Efficient Cab scheduling


I came across this technical question while preparation. There are K cabs. ith cab takes ki minutes to complete any trip. What is the minimum time it will take to complete N trips with these K cabs. We can assume there is no waiting time in between trips, and different cabs can take trips simultaneously. Can anyone suggest efficient algorithm to solve this.

Example:

Input:
N=3 K=2
K1 takes 1 minute, K2 takes 2 minutes

Output:
2 minutes

Explanation: Both cabs starts trip at t=0. At t=1, first cab starts third trip. So by t=2, required 3 trips will be completed

Solution

  • Binary search seems pretty intuitive and simple. Let's reframe the question:

    Given a time t, compute the maximum number of trips that can be taken.

    We can do this in O(K). Consider that each cab i can take up to t / k_i trips in t time, and we can simply get the sum of all t / k_i for each i to get the maximum number of trips taken in t time.

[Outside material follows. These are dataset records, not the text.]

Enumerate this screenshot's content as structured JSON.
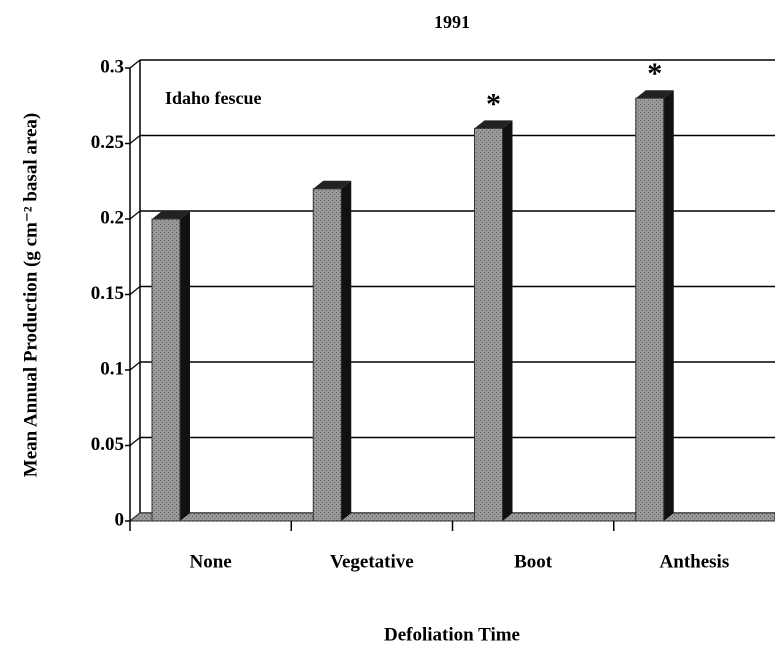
{
  "chart_data": {
    "type": "bar3d",
    "title": "1991",
    "annotation": "Idaho fescue",
    "categories": [
      "None",
      "Vegetative",
      "Boot",
      "Anthesis"
    ],
    "values": [
      0.2,
      0.22,
      0.26,
      0.28
    ],
    "markers": [
      {
        "text": "*",
        "category": "Boot"
      },
      {
        "text": "*",
        "category": "Anthesis"
      }
    ],
    "color": "#8a8a8a",
    "ylim": [
      0,
      0.3
    ],
    "yticks": [
      0,
      0.05,
      0.1,
      0.15,
      0.2,
      0.25,
      0.3
    ],
    "grid": true,
    "xlabel": "Defoliation Time",
    "ylabel": "Mean Annual Production (g cm⁻² basal area)"
  }
}
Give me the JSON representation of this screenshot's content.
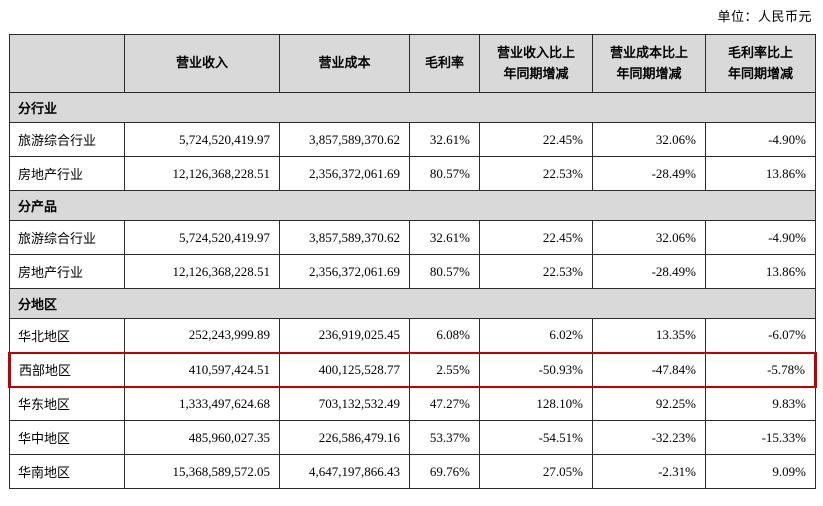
{
  "unit_label": "单位：人民币元",
  "colors": {
    "header_bg": "#d9d9d9",
    "table_border": "#2b2b2b",
    "highlight_border": "#c00000"
  },
  "table": {
    "headers": [
      "",
      "营业收入",
      "营业成本",
      "毛利率",
      "营业收入比上\n年同期增减",
      "营业成本比上\n年同期增减",
      "毛利率比上\n年同期增减"
    ],
    "rows": [
      {
        "type": "section",
        "label": "分行业"
      },
      {
        "type": "data",
        "label": "旅游综合行业",
        "values": [
          "5,724,520,419.97",
          "3,857,589,370.62",
          "32.61%",
          "22.45%",
          "32.06%",
          "-4.90%"
        ]
      },
      {
        "type": "data",
        "label": "房地产行业",
        "values": [
          "12,126,368,228.51",
          "2,356,372,061.69",
          "80.57%",
          "22.53%",
          "-28.49%",
          "13.86%"
        ]
      },
      {
        "type": "section",
        "label": "分产品"
      },
      {
        "type": "data",
        "label": "旅游综合行业",
        "values": [
          "5,724,520,419.97",
          "3,857,589,370.62",
          "32.61%",
          "22.45%",
          "32.06%",
          "-4.90%"
        ]
      },
      {
        "type": "data",
        "label": "房地产行业",
        "values": [
          "12,126,368,228.51",
          "2,356,372,061.69",
          "80.57%",
          "22.53%",
          "-28.49%",
          "13.86%"
        ]
      },
      {
        "type": "section",
        "label": "分地区"
      },
      {
        "type": "data",
        "label": "华北地区",
        "values": [
          "252,243,999.89",
          "236,919,025.45",
          "6.08%",
          "6.02%",
          "13.35%",
          "-6.07%"
        ]
      },
      {
        "type": "data",
        "label": "西部地区",
        "highlight": true,
        "values": [
          "410,597,424.51",
          "400,125,528.77",
          "2.55%",
          "-50.93%",
          "-47.84%",
          "-5.78%"
        ]
      },
      {
        "type": "data",
        "label": "华东地区",
        "values": [
          "1,333,497,624.68",
          "703,132,532.49",
          "47.27%",
          "128.10%",
          "92.25%",
          "9.83%"
        ]
      },
      {
        "type": "data",
        "label": "华中地区",
        "values": [
          "485,960,027.35",
          "226,586,479.16",
          "53.37%",
          "-54.51%",
          "-32.23%",
          "-15.33%"
        ]
      },
      {
        "type": "data",
        "label": "华南地区",
        "values": [
          "15,368,589,572.05",
          "4,647,197,866.43",
          "69.76%",
          "27.05%",
          "-2.31%",
          "9.09%"
        ]
      }
    ]
  }
}
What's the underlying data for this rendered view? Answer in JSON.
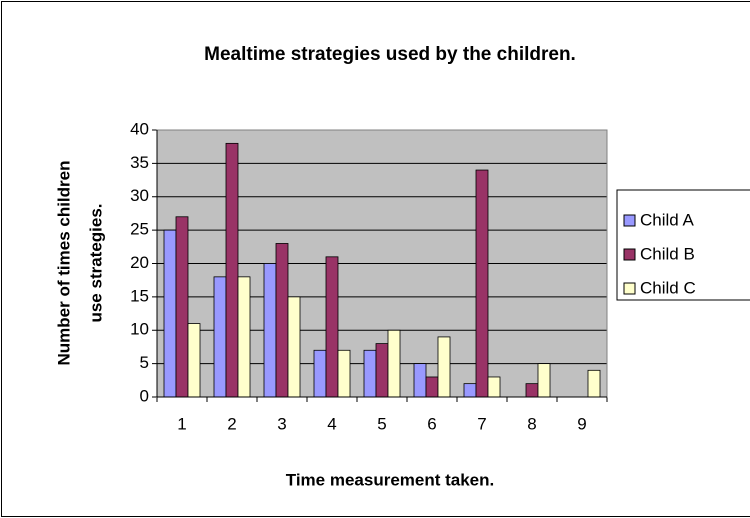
{
  "chart_data": {
    "type": "bar",
    "title": "Mealtime strategies used by the children.",
    "xlabel": "Time measurement taken.",
    "ylabel": [
      "Number of times children",
      "use strategies."
    ],
    "categories": [
      "1",
      "2",
      "3",
      "4",
      "5",
      "6",
      "7",
      "8",
      "9"
    ],
    "series": [
      {
        "name": "Child A",
        "color": "#9999ff",
        "values": [
          25,
          18,
          20,
          7,
          7,
          5,
          2,
          0,
          0
        ]
      },
      {
        "name": "Child B",
        "color": "#993366",
        "values": [
          27,
          38,
          23,
          21,
          8,
          3,
          34,
          2,
          0
        ]
      },
      {
        "name": "Child C",
        "color": "#ffffcc",
        "values": [
          11,
          18,
          15,
          7,
          10,
          9,
          3,
          5,
          4
        ]
      }
    ],
    "ylim": [
      0,
      40
    ],
    "yticks": [
      0,
      5,
      10,
      15,
      20,
      25,
      30,
      35,
      40
    ],
    "grid": true,
    "legend": "right"
  }
}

This lets us build a function we can binary search over:

    def f(time):
        n_trips = 0
        for trip_time in cabs:
            n_trips += time // trip_time
        return n_trips
    

    Obviously it follows that as we increase the amount of time, the amount of trips we can take will also increase, so f(x) is non-decreasing, which means we can run a binary search on it.

    We binary search for the minimum t that gives N or more trips as the output, and this can be done in O(KlogW), where W is the range of all t we have to consider.